Jonathan Butcher of the Heritage Foundation’s Will Skillman Fellow in Education, said that the recall is part of a “larger national trend” that began in Virginia last summer.

That’s when Democratic gubernatorial candidate Terry McAuliffe stated that parents had no right to be involved with what their children are being taught. More than any other, that remark led to McAuliff’s loss to Glenn Youngkin, who made education and children the priority in his campaign.

The National School Boards Association added fuel to the fire by requesting that the parental behavior at school board meetings be classified as “domestic terrorism.” Zack Roday, a veteran Virginia GOP strategist, stated that politicians under the control of teacher unions will continue to be held accountable by the long memory of fed-up parents.

North Carolina congresswoman Virginia Foxx, a member of the House Education and Labor Committee, said that there is “a lot of blood in the political waters, and Democrats are no longer running for the hills - they’re sprinting.
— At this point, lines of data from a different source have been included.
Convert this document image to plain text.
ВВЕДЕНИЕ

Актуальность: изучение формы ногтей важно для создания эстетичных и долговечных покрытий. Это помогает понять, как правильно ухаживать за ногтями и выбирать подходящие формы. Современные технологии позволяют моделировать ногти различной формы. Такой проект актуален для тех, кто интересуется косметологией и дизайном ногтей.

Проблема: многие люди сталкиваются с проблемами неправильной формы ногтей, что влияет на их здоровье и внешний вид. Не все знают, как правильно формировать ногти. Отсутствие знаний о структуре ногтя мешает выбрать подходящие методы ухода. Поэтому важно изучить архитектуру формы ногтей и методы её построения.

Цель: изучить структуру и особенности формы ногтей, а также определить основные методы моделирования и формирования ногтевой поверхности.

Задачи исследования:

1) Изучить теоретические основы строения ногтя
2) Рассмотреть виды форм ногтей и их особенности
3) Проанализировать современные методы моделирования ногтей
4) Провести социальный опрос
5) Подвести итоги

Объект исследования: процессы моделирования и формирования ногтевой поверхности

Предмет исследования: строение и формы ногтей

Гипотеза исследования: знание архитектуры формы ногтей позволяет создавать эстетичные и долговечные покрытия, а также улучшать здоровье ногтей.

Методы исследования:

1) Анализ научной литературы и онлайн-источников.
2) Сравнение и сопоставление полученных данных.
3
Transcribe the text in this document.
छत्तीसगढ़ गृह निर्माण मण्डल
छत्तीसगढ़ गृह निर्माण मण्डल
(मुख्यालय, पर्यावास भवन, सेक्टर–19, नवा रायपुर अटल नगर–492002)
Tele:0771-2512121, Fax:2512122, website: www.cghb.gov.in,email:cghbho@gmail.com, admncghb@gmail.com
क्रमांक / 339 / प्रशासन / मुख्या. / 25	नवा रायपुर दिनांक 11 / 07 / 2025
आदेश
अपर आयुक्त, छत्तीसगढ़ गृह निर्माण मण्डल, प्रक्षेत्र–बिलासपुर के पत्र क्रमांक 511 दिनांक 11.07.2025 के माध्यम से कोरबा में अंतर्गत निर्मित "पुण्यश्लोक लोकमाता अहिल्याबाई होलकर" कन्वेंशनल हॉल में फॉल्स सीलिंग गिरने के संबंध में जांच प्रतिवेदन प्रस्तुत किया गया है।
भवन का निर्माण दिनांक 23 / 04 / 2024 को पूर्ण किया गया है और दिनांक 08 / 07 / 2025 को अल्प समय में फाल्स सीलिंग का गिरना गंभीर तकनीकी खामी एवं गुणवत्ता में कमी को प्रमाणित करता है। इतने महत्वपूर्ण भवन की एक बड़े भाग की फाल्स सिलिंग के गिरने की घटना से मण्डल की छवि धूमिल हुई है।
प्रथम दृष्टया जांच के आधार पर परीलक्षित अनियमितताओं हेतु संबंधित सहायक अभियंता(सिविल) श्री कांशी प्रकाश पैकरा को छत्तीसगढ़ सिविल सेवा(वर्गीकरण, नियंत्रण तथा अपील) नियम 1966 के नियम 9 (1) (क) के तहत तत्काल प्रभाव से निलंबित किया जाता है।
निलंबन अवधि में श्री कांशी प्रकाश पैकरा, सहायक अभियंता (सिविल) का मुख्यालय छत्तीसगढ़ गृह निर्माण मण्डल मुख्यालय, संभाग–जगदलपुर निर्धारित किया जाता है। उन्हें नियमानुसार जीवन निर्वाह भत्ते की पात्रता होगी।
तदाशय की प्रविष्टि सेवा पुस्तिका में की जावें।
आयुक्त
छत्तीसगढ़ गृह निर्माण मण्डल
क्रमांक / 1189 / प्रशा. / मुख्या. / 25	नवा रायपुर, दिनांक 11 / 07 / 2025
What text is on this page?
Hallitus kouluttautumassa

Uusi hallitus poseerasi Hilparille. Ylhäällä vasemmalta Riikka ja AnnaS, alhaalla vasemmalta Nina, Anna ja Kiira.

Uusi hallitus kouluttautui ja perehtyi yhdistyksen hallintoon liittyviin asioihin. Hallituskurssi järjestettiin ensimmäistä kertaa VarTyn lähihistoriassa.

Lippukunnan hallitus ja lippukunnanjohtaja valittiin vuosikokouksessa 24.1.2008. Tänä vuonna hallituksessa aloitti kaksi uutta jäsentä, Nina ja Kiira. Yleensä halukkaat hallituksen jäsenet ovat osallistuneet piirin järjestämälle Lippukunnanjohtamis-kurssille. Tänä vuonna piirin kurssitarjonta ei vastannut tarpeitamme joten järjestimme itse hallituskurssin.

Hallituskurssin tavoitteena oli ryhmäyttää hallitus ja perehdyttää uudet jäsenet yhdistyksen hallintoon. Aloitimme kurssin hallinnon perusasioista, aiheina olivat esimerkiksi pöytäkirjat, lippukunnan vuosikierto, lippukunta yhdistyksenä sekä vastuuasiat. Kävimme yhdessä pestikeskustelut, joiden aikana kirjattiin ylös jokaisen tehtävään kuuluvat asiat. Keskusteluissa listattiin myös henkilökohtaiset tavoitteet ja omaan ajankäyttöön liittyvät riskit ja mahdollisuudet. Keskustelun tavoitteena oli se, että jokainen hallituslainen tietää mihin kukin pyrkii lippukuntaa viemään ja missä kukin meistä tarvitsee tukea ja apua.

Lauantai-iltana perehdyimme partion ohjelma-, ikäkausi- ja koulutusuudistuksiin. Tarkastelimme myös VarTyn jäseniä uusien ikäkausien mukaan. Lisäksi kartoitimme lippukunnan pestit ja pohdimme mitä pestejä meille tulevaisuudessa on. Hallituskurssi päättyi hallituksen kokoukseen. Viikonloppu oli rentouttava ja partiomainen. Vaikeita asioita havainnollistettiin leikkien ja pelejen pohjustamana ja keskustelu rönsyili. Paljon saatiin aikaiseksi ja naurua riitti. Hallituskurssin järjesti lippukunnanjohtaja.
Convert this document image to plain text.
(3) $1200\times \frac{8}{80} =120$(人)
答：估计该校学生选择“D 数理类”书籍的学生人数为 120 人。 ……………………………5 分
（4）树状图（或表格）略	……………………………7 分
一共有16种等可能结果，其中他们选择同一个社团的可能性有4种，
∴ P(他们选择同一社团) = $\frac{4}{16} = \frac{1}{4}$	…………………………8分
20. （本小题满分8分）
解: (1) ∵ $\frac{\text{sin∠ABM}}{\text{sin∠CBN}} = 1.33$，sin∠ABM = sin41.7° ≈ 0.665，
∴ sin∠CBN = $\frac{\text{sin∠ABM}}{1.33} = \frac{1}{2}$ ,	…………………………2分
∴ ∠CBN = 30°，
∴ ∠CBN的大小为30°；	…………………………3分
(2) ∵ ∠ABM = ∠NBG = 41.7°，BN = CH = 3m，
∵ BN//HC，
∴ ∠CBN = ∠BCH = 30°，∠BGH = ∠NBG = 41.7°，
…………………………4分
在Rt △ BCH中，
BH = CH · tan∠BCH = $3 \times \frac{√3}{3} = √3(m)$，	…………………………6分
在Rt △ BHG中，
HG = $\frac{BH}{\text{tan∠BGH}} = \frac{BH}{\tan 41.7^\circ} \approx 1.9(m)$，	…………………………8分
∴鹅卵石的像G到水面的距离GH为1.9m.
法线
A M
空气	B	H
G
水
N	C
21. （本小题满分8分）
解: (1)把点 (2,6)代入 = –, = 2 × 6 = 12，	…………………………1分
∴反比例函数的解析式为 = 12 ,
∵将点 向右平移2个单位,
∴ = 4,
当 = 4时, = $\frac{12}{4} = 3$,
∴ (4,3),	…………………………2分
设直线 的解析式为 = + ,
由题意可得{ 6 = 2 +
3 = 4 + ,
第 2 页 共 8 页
She forecast a red wave coming in November, which will provide the coup de grace to the entire Democrat agenda.

The wounding of the Democratic Party has been self-inflicted. During the 2020 elections, presidential candidates like Tulsi Gabbard and Andrew Yang shined on the Democratic debate stage, showing that they had a grasp of the issues. The party instead veered to the far left by appeasing the Bernie Sanders wing and endorsing the Biden-Harris ticket.

Republicans, meanwhile, boast a strong political lineup that can define and defend their policies. If Democrats choose to engage in identity politics, the GOP can readily debate them with veteran candidates like Dr. Ben Carson and South Carolina Gov. Tim Scott, rising political stars like Lt. Gov. Winsome Sears of Virginia and Rep. Byron Donalds of Florida and political commentators like Candace Owens. All are unflappable when confronted about racial politics, and will expertly articulate their conservative views.

But without a doubt, last year’s stunning Virginia gubernatorial election result and last week’s thrashing of three board members in a recall election in liberal-based San Francisco prove that parents across the nation are the newest rising stars and they present a voting block that has Democrats shuddering.

By Jim Zbick | tneditor@tnonline.com

The foregoing opinions do not necessarily reflect the views of the Editorial Board or Times News LLC.